My sister-in-law is one of the 200,000 virtual nobodies we have lost, and one of the 6.8 million Americans infected with the virus. Upon learning that loved ones were ill, millions of ordinary citizens like me uttered comforting words of assurance. “They are fighters,” we said to ourselves. We prayed hard that their courage would be enough to get them back home, so we could hold them again, laugh with them again, talk with them, one more time.

If this were an open letter to Trump, I would share that my rage stems from agonizing what-ifs. What if COVID-19 had been taken more seriously in January, February or March 2020? What if we all wore masks?

My July nightmare birthday wickedly fits what we know about the COVID-19 monster and the crushing sorrow it delivers. Like millions who are grieving at this surreal moment, I have stopped bracing against feeling overwhelmed. I was exhausted long before George Floyd, Breonna Taylor, and the shattering July call from my dear brother.
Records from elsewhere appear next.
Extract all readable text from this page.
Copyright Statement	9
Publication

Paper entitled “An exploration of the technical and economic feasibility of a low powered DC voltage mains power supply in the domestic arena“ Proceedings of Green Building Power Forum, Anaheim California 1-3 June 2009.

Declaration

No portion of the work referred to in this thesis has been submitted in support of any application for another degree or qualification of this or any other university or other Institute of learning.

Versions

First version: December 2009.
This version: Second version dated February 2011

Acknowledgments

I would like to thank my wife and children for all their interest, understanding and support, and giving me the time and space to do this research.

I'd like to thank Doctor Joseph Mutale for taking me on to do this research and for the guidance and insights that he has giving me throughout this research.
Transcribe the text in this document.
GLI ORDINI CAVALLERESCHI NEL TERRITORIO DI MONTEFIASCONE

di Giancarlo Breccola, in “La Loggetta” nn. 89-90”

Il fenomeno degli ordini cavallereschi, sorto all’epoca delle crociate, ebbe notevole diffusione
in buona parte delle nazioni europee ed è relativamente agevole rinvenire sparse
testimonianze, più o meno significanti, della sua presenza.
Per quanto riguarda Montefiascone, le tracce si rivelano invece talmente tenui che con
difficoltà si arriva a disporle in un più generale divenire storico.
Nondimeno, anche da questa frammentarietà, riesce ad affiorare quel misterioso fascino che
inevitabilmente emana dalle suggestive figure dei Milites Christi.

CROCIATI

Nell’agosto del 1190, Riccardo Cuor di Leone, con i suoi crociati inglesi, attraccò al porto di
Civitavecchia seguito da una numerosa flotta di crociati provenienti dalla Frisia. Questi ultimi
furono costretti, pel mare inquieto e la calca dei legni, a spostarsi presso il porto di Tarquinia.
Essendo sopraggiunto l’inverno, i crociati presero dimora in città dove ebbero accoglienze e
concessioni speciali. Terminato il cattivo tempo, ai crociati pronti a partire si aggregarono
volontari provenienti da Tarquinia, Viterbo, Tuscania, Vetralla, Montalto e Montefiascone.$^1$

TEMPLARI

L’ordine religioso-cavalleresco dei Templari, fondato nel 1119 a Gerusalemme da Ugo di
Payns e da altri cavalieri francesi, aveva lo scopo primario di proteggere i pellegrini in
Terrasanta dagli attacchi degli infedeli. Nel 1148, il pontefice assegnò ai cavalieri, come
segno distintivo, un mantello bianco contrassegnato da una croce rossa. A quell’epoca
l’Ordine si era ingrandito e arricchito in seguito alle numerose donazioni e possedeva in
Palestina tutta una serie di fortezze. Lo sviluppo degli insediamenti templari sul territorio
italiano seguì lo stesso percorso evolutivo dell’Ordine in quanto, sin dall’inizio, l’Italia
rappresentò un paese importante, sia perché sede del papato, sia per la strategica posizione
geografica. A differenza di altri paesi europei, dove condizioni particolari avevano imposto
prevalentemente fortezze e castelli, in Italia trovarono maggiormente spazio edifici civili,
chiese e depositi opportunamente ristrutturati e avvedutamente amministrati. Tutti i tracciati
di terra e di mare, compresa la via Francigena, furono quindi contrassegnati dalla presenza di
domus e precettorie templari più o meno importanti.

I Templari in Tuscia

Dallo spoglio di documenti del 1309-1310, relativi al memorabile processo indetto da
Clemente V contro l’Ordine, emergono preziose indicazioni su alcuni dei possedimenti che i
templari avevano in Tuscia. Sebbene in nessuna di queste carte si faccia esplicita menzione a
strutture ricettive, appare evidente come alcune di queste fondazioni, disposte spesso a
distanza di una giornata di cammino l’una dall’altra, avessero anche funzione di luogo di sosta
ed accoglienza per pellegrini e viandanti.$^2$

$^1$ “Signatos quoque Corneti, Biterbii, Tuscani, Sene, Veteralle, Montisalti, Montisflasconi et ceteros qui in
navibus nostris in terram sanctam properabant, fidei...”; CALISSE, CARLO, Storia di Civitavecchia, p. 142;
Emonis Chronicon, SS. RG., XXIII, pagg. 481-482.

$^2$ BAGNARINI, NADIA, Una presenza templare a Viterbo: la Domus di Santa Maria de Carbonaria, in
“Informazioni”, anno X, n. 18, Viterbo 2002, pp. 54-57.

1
If this were an open letter to Trump, I would ask the president to have someone in the White House mailroom find my 2019 letter to him about the power behind words of hate vs. words of hope. At that time, I sent Trump a copy of my book, Hate Crime: The Story of a Dragging in Jasper, Texas, encouraging him to choose his words wisely. Trump is the only White House occupant I have written to in 30 years who did not write back.

If this were an open letter, I would close with sincere condolences to members of the other families who have lost loved ones to COVID-19, Americans who were absolutely somebody to them, too. We will endure, as a simmering rage heats, on hold, waiting for a greater empathy to help ease our collective pain.